= Irem (Nubia) =

Ancient Kingdom/Land in Nubia, Sudan

Rough map of Irem with markers for the Shendi Reach and Atbarah

The Land of Irem (Irm) was a place mentioned in New Kingdom Ancient Egyptian records, it was located to the South of Egypt, possibly in the rough area of the Butana region, Shendi Reach and the Atbara river in Sudan, in-between the 5th and 6th cataracts of the Nile. Irem may have been the cultural successor to Yam, another Nubian state. In Egyptian records it is referred to as "God's Land", a general term for Southern Kingdoms.
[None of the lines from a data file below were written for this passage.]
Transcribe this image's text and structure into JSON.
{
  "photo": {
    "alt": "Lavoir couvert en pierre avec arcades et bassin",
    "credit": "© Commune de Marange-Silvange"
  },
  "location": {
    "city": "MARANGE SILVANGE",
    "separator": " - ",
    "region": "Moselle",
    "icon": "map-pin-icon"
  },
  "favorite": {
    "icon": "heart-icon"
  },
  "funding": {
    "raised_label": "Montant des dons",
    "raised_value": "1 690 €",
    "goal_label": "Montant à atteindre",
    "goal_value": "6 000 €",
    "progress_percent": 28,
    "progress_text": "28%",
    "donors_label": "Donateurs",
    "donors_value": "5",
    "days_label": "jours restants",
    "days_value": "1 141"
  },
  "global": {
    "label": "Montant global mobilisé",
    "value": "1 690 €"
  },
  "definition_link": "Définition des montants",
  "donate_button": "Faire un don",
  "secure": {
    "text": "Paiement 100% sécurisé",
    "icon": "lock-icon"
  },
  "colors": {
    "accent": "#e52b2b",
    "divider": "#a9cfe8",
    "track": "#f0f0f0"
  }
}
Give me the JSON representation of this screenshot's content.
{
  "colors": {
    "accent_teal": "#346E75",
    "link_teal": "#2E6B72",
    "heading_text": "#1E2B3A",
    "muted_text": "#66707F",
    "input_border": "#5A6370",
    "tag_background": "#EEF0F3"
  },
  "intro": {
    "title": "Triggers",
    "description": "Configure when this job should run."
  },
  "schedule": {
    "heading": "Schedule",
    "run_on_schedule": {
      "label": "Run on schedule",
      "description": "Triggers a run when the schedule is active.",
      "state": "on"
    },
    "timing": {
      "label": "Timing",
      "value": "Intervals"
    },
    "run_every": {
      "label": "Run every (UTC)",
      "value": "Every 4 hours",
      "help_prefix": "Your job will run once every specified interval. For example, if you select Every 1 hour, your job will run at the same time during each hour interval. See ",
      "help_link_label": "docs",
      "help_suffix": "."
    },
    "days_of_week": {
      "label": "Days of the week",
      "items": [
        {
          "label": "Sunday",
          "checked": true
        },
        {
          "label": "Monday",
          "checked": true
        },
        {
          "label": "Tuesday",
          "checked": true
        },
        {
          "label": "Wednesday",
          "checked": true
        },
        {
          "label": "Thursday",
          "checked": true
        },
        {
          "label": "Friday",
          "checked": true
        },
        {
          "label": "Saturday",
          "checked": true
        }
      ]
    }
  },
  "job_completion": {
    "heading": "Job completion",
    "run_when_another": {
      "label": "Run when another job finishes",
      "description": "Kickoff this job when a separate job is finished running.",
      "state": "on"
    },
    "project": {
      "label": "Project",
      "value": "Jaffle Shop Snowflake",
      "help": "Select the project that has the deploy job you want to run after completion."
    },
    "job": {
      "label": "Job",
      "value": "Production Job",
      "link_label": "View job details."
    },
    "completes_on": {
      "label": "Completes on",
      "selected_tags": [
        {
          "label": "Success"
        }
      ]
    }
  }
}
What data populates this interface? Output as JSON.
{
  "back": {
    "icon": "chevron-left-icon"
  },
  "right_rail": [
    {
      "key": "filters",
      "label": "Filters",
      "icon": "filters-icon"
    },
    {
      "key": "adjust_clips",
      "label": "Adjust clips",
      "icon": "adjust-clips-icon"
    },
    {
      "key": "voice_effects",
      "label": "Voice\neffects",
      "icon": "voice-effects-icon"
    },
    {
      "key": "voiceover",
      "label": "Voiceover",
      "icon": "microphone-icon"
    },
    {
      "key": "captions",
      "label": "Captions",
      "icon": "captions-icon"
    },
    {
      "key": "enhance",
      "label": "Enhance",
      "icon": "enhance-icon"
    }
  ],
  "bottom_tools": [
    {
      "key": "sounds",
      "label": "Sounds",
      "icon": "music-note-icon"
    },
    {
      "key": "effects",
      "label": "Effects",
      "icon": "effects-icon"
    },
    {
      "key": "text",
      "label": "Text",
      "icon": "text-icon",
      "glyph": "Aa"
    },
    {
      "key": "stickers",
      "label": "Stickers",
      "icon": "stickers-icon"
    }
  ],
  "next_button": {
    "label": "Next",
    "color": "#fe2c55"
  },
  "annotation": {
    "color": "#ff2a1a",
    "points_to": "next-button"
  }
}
Irem bordered the other Ancient kingdom of Punt. Irem was the furthest extent of Egypt's interest in the Nile Valley.

== History ==
At Hatshepsut's temple of Deir el-Bahari it is mentioned that the chiefs of Irem and Nemiu brought gifts (in this case the gifts were specifically gifts and not tribute or tax) of gold rings and panther skins.

In the 34th year (c. 1445 BC) of Thutmose III's reign, the sons of the Chieftains of Irem were brought to Egypt (although other Nubian princes were mentioned as being brought due to military defeat, Irem's princes were not mentioned in this context and may have come peacefully or were political court hostages to continue Egyptian influence and indirect control of the region).

During the 8th year of Seti I's reign (either 1286 or 1282 BCE) there was a rebellion in the land of Irem in which 660 prisoners were taken by Egypt's expedition.

In the year 311 BCE, in the reign of Macedonian Pharaoh Alexander Aegus IV, Satrap Ptolemy Lagides (later Pharaoh Ptolemy I) wrote a stela known as the Ptolemy Stela, in which he mentions an expedition to Irem in which he states;

Afterwards, he made an expedition to the territory of Irem, seizing them in a single moment. In retaliation for what they had done against Egypt, he brought away their people, both male and female, together with their gods.

== Culture ==
The people of Irem spoke a Northern Eastern Sudanic Language, a variant of the Nilo-Saharan languages. The region contained rhinoceroses as well as giraffes.